[Talk-GB] Tagging of private parking in gardens
Mark Goodge
mark at good-stuff.co.uk
Thu Jan 5 18:36:07 UTC 2023
On 05/01/2023 14:52, Jon Pennycook wrote:
> I don't know how much of the parking areas mapped in Crowthorne at
> https://www.openstreetmap.org/?mlat=51.37392&mlon=-0.82582#map=19/51.37392/-0.82582 are actually used for vehicle storage.
That whole section is somewhat bizarre. It looks as though someone has
gone out of their way to micromap absolutely everything on that housing
estate, even down to the details of flowerbeds in people's gardens, but
has then given up part way through. Go into edit and look at the aerial
view, and half the houses on The Brambles (the next street to the east
of where you've placed the marker) are missing.
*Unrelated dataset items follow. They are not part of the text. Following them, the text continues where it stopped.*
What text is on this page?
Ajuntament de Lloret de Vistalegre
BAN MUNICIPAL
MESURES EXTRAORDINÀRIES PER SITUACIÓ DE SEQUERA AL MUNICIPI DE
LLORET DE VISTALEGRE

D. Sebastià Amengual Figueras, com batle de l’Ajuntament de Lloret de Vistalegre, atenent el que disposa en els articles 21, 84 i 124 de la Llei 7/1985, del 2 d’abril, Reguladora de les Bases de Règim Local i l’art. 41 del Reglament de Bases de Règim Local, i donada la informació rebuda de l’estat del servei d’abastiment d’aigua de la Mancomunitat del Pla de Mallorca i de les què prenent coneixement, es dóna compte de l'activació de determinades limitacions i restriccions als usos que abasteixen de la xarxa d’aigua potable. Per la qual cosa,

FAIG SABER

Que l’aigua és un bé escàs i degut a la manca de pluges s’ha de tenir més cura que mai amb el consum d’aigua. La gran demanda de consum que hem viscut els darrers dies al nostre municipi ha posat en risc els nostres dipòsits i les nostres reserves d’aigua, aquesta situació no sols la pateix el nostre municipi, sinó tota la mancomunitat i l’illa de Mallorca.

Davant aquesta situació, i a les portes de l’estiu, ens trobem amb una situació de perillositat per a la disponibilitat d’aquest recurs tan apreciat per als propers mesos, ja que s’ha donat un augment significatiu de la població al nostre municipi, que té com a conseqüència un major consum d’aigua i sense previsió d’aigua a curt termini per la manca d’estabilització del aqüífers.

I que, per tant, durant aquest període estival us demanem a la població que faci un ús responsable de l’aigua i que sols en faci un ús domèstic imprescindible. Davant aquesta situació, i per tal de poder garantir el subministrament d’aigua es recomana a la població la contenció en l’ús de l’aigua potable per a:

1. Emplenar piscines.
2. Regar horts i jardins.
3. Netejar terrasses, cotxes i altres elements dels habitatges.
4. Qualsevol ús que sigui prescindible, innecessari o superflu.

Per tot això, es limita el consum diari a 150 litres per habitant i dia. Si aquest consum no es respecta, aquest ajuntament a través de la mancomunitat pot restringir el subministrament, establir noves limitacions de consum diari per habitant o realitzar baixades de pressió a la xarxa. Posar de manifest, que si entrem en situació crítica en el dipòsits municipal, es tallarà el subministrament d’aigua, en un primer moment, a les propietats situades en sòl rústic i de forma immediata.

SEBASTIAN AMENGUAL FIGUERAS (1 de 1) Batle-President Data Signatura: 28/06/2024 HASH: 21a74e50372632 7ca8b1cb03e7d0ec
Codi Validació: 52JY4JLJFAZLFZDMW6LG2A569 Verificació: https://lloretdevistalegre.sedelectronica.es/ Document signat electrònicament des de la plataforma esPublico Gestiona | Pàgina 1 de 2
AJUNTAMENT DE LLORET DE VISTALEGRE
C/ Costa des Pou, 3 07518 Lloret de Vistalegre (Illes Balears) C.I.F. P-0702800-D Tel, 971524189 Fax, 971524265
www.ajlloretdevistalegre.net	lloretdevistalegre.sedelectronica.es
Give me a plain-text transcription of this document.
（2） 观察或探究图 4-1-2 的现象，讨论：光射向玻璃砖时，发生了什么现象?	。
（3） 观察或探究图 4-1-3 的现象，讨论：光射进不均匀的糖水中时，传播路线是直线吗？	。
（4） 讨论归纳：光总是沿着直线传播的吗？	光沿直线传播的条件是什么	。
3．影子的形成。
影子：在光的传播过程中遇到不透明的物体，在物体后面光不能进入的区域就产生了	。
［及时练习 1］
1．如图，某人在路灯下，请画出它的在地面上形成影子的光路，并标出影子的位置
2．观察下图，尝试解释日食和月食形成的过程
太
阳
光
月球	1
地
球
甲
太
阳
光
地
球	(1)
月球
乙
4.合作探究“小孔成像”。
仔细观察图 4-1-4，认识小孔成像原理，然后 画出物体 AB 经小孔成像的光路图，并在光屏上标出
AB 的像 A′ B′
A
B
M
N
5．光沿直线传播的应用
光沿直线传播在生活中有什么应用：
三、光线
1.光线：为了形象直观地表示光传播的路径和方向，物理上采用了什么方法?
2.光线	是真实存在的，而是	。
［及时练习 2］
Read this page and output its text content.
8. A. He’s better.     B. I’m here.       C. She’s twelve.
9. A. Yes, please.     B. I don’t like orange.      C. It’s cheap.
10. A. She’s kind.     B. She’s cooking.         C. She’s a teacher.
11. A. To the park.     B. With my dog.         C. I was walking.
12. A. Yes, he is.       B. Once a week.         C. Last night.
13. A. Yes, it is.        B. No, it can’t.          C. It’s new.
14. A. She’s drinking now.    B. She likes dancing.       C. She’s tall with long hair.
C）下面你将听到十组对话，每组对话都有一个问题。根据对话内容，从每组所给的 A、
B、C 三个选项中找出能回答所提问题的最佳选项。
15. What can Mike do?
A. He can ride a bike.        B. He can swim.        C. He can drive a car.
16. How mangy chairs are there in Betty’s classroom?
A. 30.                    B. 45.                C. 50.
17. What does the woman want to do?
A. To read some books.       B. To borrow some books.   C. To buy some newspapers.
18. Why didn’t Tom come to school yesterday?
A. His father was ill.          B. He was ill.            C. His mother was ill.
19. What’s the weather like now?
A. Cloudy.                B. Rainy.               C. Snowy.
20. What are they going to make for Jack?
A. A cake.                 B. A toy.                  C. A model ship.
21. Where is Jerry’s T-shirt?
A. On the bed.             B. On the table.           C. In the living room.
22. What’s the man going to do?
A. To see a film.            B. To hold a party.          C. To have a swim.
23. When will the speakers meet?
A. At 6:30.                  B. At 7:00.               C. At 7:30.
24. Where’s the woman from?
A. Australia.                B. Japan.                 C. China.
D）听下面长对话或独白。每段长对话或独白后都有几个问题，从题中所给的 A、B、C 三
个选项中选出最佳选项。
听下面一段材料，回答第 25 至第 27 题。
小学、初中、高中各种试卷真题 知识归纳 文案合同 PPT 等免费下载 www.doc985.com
Look at the detailed tags of those parking spaces, and some of them go
into extraordinary detail such as the nature of the surface ("sandstone
blocks", for example). But despite the fact that these are big,
expensive houses with big, expensive grounds, the capacity tag for these
car parks is always just 2 or 3. Which is ridiculous - you could easily
get a dozen cars in most of them (look at them on Google Streetview).
I'm not at all sure that this level of mapping is desirable. For a
start, it isn't sustainable - nobody can keep up with all the possible
changes as people remodel their gardens and change the number of cars in
their households. And, also, going into so much detail on some houses
while leaving the rest entirely unmapped - not even outlines - gives an
entirely false impression of an area. Looking at it on the website - any
render, not just the default Carto - and this appears to be some kind of
standalone housing estate with nothing else around it. Look at the
aerial images (or, for that matter, any other map), and it's clearly
part of the general urban area of the town.
I don't know what the solution to this is. But, whatever it is, I don't
think this particular mapper's activity is a valuable guide to whether
we should be mapping people's driveways as car parks elsewhere.